Plan to get parents involved in children's education welcomed
The Times Editorial: The Department of Basic Education's announcement of new guidelines in the selection of school governing bodies has been widely welcomed.
Minister Angie Motshekga yesterday rightly pointed out the ideal role that these bodies should be playing in the development and maintenance of schools.
Much of the problems at many government schools are likely the direct result of a lack of parent involvement; where parents cede their responsibility towards their children once they are dropped off at the school gates.
As Motshekga's colleagues pointed out yesterday, about 30% of the schools in South Africa have dysfunctional governing bodies and this is likely to correlate with dismal exam results.
Ideally, there should be a pact between the pupils, teachers and parents. Once the pact is broken, the school and its pupils become the problem of the department and teachers.
But those schools that have healthy and dynamic governing bodies fulfil a vital service to the school population in determining language, religion, fees and a code of conduct for pupils.

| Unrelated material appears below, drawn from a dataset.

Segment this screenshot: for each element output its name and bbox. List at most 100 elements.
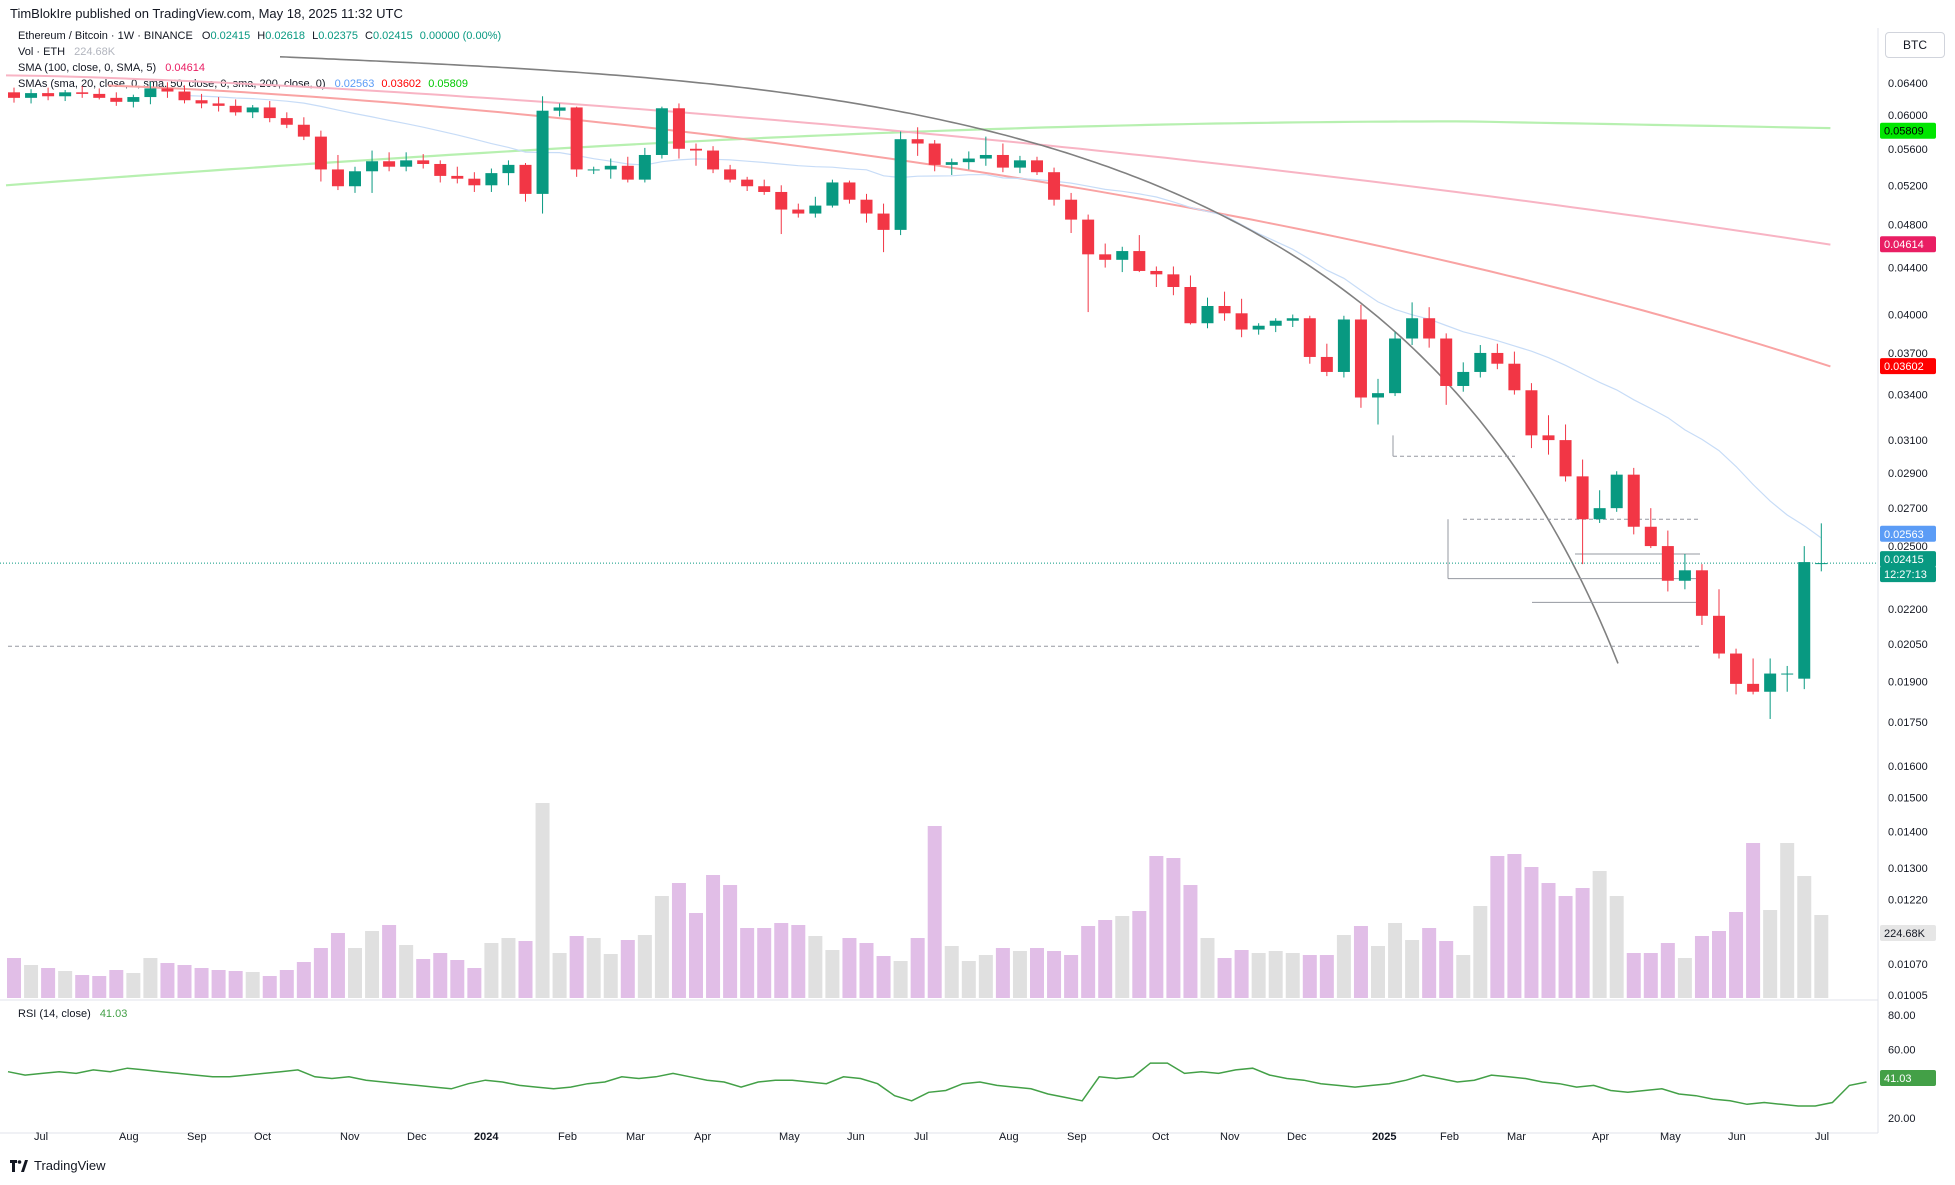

"People in the school governing bodies are not there by default but they have enormous power to wield, which they can use positively," Motshekga said yesterday.

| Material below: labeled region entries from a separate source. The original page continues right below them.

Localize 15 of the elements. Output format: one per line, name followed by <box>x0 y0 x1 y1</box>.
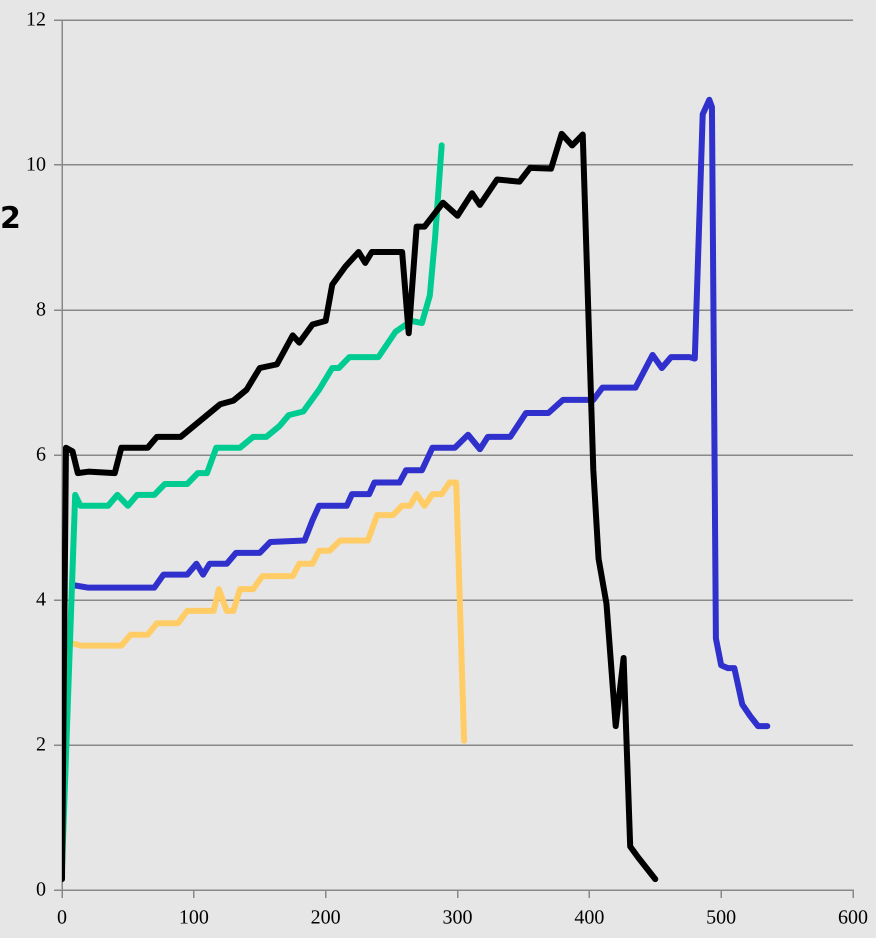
x-tick-label: 0 <box>57 906 67 928</box>
x-tick-label: 200 <box>310 906 341 928</box>
x-tick-label: 600 <box>838 906 868 928</box>
y-tick-label: 8 <box>36 298 46 320</box>
y-tick-label: 12 <box>26 8 46 30</box>
y-tick-label: 2 <box>36 733 46 756</box>
y-tick-label: 0 <box>36 878 46 900</box>
y-tick-label: 6 <box>36 443 46 466</box>
y-tick-label: 4 <box>36 588 46 610</box>
y-tick-label: 10 <box>26 153 46 176</box>
x-tick-label: 400 <box>574 906 604 928</box>
x-tick-label: 500 <box>706 906 736 928</box>
x-tick-label: 300 <box>442 906 472 928</box>
text: 2 <box>0 200 21 236</box>
x-tick-label: 100 <box>178 906 209 928</box>
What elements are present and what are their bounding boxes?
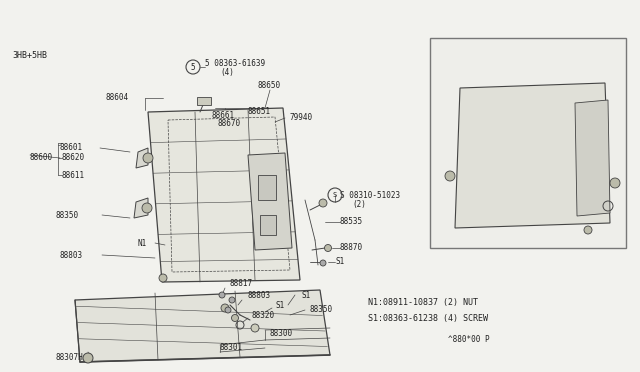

But though the news of stricter guidelines for the election of governing body members - which is due to happen in March across the country - must be welcomed, the department must be mindful to maintain a balance between interference and guidance.
Over the past year, the department has overruled school governing bodies' admission policies.
A Johannesburg primary school's governing body was last year instructed by the education department to enrol a pupil it had previously denied admission to. The case eventually ended in the Johannesburg High Court.
Parents who sacrifice their time to look after their children's best interests should not be alienated either.